Helen, who said she would never use a hot water bottle again, wants others to follow the guidelines if they must use one. She said: “I was in a supermarket the other day and saw this little old lady buying one and I said, ‘Please don’t buy that. If you are going to use them, make sure you use warm water and not hot water.’ Then I showed her my scarring.

“The sad part of it was she said, I have to buy them because I can’t afford my heating.’ Which is so sad. Some people are sleeping with them and that gives me so much anxiety. They put them in their bed and cuddle up with them. It doesn’t matter how much air you bring out of them – I did it all properly – it will perish eventually.

“Mine was only around six months old. What about older people who are using hot water bottles that are years old? When you put them in an airing cupboard they harden and when you put hot water in them they crack. It’s just not worth it. It’s something people really need to think about before they do it.

“It is hard. I understand why they are using them because it’s expensive to put the heating on right now. But I’d rather put a dressing gown on. And a blanket. Extra layers. That’s all I’m doing from now on. It’s just not worth it. It’s really not.”

Janine Evans, an advanced practitioner occupational therapist at the Morriston centre, said: “We’re not saying not to use hot water bottles, we’re saying that if you must use them, to ensure to use them safely. It’s all about minimising the risk of an accident happening.

“Ultimately, people are filling them with boiling water, which they shouldn’t be doing. We get patients who sustain a boiling water scald to their hand, as when filling it they miss the bottle and pour the hot water over their hand. Also, people are not checking whether the rubber is perished before filling it. And then the hot water either leaks out slowly, or in some cases it explodes.

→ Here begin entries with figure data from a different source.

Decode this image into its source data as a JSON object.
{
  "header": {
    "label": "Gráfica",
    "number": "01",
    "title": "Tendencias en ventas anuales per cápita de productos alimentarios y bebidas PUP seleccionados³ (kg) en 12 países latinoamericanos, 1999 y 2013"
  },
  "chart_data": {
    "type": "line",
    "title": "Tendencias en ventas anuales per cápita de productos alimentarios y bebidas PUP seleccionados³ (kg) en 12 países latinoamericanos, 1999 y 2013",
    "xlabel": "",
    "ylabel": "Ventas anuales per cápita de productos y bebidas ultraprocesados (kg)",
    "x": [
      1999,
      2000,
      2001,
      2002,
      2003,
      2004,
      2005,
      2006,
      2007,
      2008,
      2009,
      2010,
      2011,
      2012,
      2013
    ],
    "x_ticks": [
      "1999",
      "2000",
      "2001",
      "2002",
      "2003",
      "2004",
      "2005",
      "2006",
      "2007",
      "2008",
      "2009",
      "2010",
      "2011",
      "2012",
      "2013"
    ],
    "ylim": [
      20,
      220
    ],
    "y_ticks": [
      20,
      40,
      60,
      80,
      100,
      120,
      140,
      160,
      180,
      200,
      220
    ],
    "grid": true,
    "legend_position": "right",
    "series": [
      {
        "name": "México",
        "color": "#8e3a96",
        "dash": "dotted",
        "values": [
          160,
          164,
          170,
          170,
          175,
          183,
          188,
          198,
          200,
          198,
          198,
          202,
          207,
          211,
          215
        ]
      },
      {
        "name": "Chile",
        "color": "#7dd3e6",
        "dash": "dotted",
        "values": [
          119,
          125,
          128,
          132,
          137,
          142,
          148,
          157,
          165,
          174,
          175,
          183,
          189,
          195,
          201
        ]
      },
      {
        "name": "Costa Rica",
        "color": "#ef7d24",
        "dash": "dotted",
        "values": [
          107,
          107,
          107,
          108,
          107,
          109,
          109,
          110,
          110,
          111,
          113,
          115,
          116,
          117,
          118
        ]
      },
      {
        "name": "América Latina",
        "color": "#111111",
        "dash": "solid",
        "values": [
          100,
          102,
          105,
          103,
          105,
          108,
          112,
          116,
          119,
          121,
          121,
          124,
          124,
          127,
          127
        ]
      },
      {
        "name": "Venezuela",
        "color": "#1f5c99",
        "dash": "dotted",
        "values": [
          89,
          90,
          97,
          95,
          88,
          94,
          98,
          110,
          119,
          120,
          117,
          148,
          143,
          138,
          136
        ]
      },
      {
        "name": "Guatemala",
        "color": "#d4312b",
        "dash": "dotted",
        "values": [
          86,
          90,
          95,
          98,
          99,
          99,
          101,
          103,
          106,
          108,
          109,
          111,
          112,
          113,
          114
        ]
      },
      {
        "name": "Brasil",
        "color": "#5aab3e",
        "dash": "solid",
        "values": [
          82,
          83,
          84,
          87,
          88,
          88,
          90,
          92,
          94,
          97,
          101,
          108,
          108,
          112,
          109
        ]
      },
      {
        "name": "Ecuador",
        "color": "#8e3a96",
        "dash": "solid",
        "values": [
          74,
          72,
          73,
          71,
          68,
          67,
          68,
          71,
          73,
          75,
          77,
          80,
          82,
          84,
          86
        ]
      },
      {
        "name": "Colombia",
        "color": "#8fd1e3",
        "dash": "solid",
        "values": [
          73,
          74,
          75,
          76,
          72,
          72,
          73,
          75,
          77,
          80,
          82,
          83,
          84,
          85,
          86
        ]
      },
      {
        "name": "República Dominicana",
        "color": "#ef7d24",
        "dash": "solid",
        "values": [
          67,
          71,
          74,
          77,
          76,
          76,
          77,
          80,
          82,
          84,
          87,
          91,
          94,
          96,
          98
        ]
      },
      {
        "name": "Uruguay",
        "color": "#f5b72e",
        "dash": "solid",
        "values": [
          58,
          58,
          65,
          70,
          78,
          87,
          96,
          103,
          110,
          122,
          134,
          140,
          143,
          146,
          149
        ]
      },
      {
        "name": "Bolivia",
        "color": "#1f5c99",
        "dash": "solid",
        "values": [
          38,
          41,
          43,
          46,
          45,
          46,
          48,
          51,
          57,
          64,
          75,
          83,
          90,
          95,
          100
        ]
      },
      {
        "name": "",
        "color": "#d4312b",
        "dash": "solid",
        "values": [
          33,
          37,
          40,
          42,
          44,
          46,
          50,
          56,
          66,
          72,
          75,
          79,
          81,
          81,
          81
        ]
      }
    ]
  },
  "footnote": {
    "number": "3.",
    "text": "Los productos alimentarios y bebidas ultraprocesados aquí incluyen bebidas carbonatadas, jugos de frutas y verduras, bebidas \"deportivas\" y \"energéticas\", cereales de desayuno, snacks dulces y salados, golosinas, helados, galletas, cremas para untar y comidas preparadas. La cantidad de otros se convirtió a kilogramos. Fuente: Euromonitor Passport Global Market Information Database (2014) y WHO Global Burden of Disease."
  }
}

“They can be quite big injuries. A lot of people use hot water bottles on their tummies or their lower back for pain relief. So the water can leak onto their groin or buttocks and that can be really painful and uncomfortable as you can imagine. If you have any sort of peripheral neuropathy you should be extra cautious. People with diabetes, for example, often use hot water bottles to warm up their feet. But because of their reduced sensation they don’t always notice when the hot liquid is leaking out. So the contact time is longer and they sustain more significant injuries.”

Staff nurse John Davies said the burns centre saw 20-30 patients with scalds from hot water bottles every year. He said: “Even superficial burns, such as scalds, are very, very painful because the nerve endings are still exposed. The deeper the burn the less the pain, but the more likely you will need skin grafting and be left with a permanent scar.

“During the fuel crisis I think people will be using hot water bottles to keep warm rather than putting the central heating on. They are safe to use if you look after them and learn how to fill and store them correctly.”